My son bought your Along Came Spider book at the school bookfair. At first I thought he chose it for the cover art, but he assured me he had read the back and the story sounded appealing. As a habit I try to read the books my children select. My son is just nearly on the autism spectrum -- so again, as a habit I try to read books my children are interested in when I am unfamiliar with the story. First, I read it in one sitting and it nearly made me weep . . . as a parent of a "Trey" and as a parent volunteer in our elementary school. I felt the story was just so well thought out and really hit the areas that a lot of 9-11 year old boys have trouble with. (Forgive me only having boys I'm not sure how parents with daughters would feel.) I have recommended your book to our school principal and will be talking to the school social worker about the possibility of using it for a directed reading 'book club' for small group instruction and Social Development curriculum.
Do you have discussion points available for your books if they were to be used as a book club book? Perhaps, one that you have already completed you could maybe email?

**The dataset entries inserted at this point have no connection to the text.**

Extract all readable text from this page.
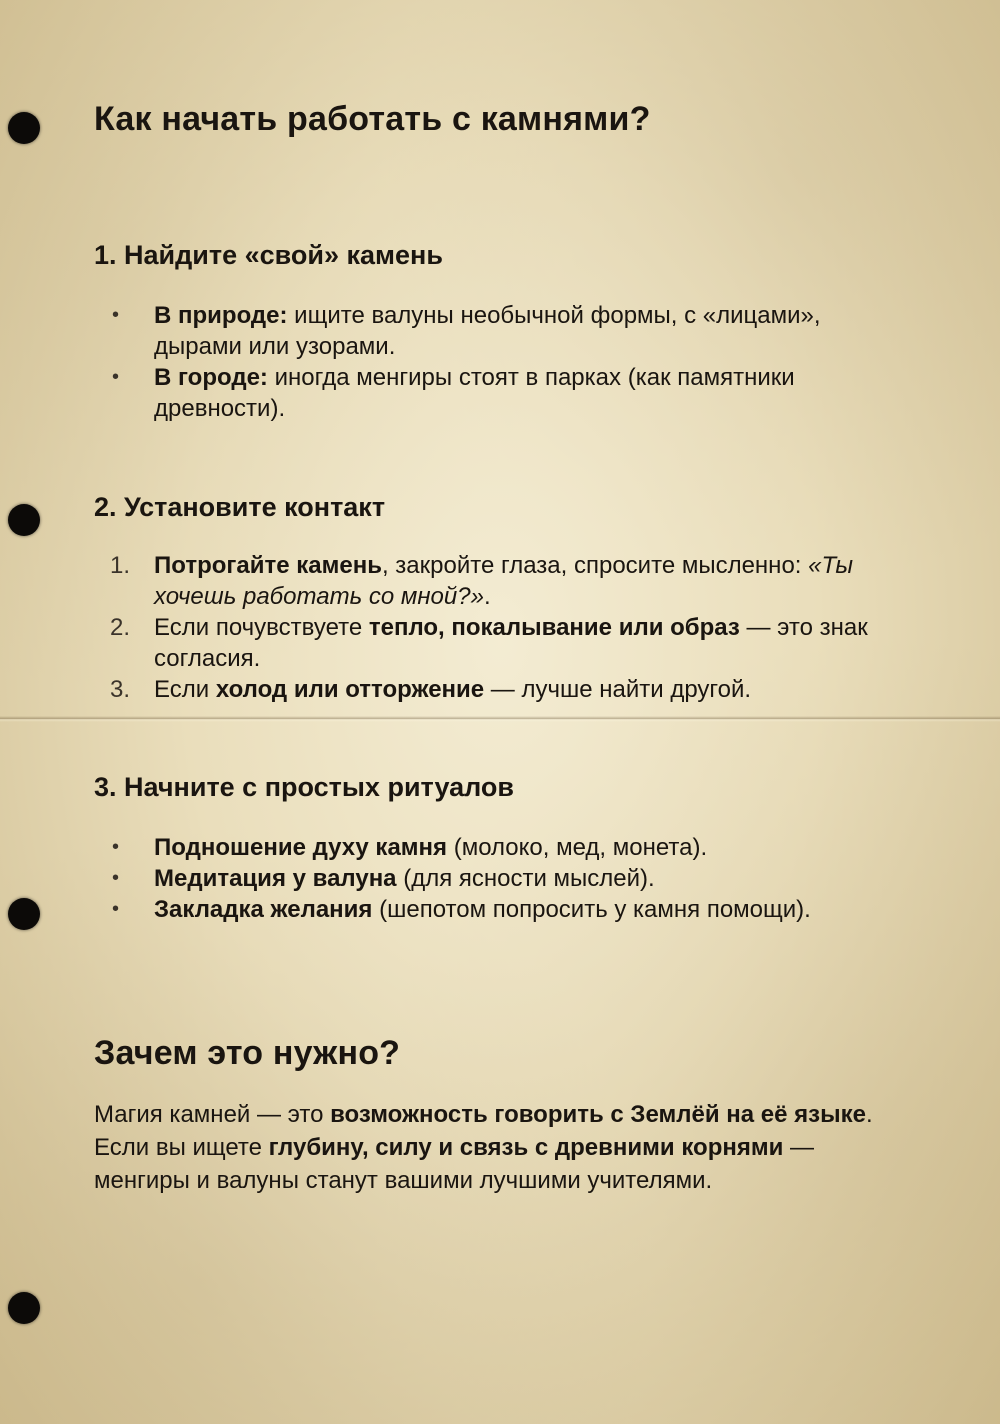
Как начать работать с камнями?
1. Найдите «свой» камень
• В природе: ищите валуны необычной формы, с «лицами», дырами или узорами.
• В городе: иногда менгиры стоят в парках (как памятники древности).
2. Установите контакт
1. Потрогайте камень, закройте глаза, спросите мысленно: «Ты хочешь работать со мной?».
2. Если почувствуете тепло, покалывание или образ — это знак согласия.
3. Если холод или отторжение — лучше найти другой.
3. Начните с простых ритуалов
• Подношение духу камня (молоко, мед, монета).
• Медитация у валуна (для ясности мыслей).
• Закладка желания (шепотом попросить у камня помощи).
Зачем это нужно?

Магия камней — это возможность говорить с Землёй на её языке. Если вы ищете глубину, силу и связь с древними корнями — менгиры и валуны станут вашими лучшими учителями.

I would like to lend our copy to the school social worker with some suggested book club discussion points. Our school also has an active social development committee and with all that goes on in the world of kids to navigate through books like Along Came Spider might be a helpful way to engage them in some dialogue both with their peers and their own feelings through self-dialogue as part of this curriculum.
I look forward to reading more of your materials.
Thanks again so much for taking the time to get back to me.
Thanks for your note. Your approval really means a lot, coming from someone with your personal experience.
Spider was named 100 Best Books for Reading and Sharing by the New York Public Library Association in 2008. I wrote a follow-up book,Justin Fisher Declares War!, that can be considered a very loose sequel. It takes place in the same school, Spiro Agnew Elementary, and some characters recur in minor roles (Trey, Spider, Ms. Lobel), though the emphasis is on several new characters in a different fifth-grade classroom. In addition, my book Bystander, set in a middle school environment, also focuses on similar issues of exclusion, bullying, and tolerance.
I am impressed by your commitment to social development in the school. Obviously, it’s essential to build a community of learners, with tolerance and respect as cornerstones to every classroom. I’ve heard from teachers who have used Spider as a read-aloud, for the reasons you pointed out: it can serve as a good conversation-starter.
It’s interesting that you asked about discussion points. Nothing like that has been formalized. However, I recently set up a Skype account and I’m interested in exploring those possibilities. If you’d be willing to work with a complete novice, we could arrange for a free 15-minute question-and-answer chat where we can talk about the talk. Obviously, we’d need to work out some details. Author Skyping has become all the rage lately, and I’ve been looking for a way that works for me. Generally, authors charge a fee ($100-$200), request that books are offered for sale, and that the gathered group is prepared with thoughtful questions.
What do you think?
You would be my guinnea pig!
An early, rejected version of the cover,
which I still much prefer.
POSTSCRIPT: Lianne, and other curious readers, might be interested in this book, by Kathryn Erskine. Though Aspergers is much more likely to occur in boys, this book looks at it from a girl’s point of view. I own it, but haven’t tackled it yet. It’s on the stack, or the pile, or the list, and I’m sure that all readers can relate.